Five-Ring Circus

A Complete Rundown of the Opening Ceremony’s Moments of Silence. (None Were for the Israeli Athletes Slain in 1972.)

Olympic Stadium
The Olympic Stadium during the opening ceremony of the 2012 Olympic Games.

Photo by ALBERTO PIZZOLI/AFP/GettyImages

The IOC fulfilled its promise not to feature one minute of silence during Friday’s opening ceremony. Instead, it offered two pauses of remembrance. Neither was for the 11 Israeli athletes who were murdered at the 1972 Games.

First, the ceremony paused—in the words of the BBC’s commentators—for “a moment of remembrance for all people in all countries” in order to honor “the fallen of two world wars and all other conflicts.”

After this generic war moment, the ceremony then paused later for a second moment of silent reflection “to respect our memorial wall for friends and family of those in the stadium that cannot be here tonight.” (According to the BBC website, “spectators were asked to present images of loved ones” who had passed away.)

IOC President Jacques Rogge had previously attempted to justify the decision not to honor the victims of the Munich terrorist attacks by saying that “the opening ceremony is an atmosphere that is not fit to remember such a tragic incident.”
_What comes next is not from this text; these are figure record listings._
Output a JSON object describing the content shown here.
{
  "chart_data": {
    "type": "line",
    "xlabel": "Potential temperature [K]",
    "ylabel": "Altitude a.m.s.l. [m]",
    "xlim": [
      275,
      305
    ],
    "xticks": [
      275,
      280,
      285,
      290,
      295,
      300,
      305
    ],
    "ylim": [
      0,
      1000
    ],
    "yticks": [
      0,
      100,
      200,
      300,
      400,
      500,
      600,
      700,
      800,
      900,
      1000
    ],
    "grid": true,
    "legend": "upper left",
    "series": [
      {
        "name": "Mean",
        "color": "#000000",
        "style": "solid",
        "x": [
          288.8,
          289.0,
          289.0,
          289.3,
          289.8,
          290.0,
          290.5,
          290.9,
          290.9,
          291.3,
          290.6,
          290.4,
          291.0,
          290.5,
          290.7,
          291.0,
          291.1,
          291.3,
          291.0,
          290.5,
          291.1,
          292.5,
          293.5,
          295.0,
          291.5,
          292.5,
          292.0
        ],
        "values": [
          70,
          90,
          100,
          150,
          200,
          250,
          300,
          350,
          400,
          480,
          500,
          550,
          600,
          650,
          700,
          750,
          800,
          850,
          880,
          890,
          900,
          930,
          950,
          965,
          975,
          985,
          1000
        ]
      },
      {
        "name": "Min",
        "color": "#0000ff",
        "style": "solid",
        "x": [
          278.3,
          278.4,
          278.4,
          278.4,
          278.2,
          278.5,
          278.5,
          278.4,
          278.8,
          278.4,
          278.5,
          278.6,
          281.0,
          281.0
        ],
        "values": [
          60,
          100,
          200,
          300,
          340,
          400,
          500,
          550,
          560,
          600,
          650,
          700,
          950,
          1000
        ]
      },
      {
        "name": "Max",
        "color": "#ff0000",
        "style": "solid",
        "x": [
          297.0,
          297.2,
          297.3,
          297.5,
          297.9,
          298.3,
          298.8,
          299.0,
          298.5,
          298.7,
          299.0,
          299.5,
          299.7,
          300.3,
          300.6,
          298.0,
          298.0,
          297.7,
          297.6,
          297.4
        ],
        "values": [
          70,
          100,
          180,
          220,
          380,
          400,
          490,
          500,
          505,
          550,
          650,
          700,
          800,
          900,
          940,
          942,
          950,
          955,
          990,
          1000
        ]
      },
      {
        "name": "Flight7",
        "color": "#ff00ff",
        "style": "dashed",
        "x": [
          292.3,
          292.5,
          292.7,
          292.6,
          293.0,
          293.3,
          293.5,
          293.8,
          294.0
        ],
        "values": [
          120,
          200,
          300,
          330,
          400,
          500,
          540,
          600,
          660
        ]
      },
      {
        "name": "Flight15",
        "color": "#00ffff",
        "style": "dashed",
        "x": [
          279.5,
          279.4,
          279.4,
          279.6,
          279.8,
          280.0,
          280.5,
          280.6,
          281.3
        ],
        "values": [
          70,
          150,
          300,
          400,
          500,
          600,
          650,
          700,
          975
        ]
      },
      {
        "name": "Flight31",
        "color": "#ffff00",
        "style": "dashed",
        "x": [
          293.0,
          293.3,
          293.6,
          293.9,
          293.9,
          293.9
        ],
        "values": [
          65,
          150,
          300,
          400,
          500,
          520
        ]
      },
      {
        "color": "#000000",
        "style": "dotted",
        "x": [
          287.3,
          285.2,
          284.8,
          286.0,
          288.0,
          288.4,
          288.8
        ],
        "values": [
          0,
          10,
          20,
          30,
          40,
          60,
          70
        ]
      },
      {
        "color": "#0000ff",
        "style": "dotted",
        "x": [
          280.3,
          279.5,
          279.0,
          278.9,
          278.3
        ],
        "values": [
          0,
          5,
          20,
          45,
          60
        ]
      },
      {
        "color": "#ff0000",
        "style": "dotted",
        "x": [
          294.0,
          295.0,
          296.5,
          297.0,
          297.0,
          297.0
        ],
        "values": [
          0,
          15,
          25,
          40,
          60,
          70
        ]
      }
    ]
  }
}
It’s now clear that Rogge wasn’t telling the whole truth. It’s not that the opening ceremony wasn’t fit to remember tragedies. It’s that the IOC wanted to pick and choose which tragedies to remember. The fallen from world wars and the deceased relatives of people with opening ceremony tickets made the cut. The victims of a terrorist attack that occurred at the Olympics four decades ago did not.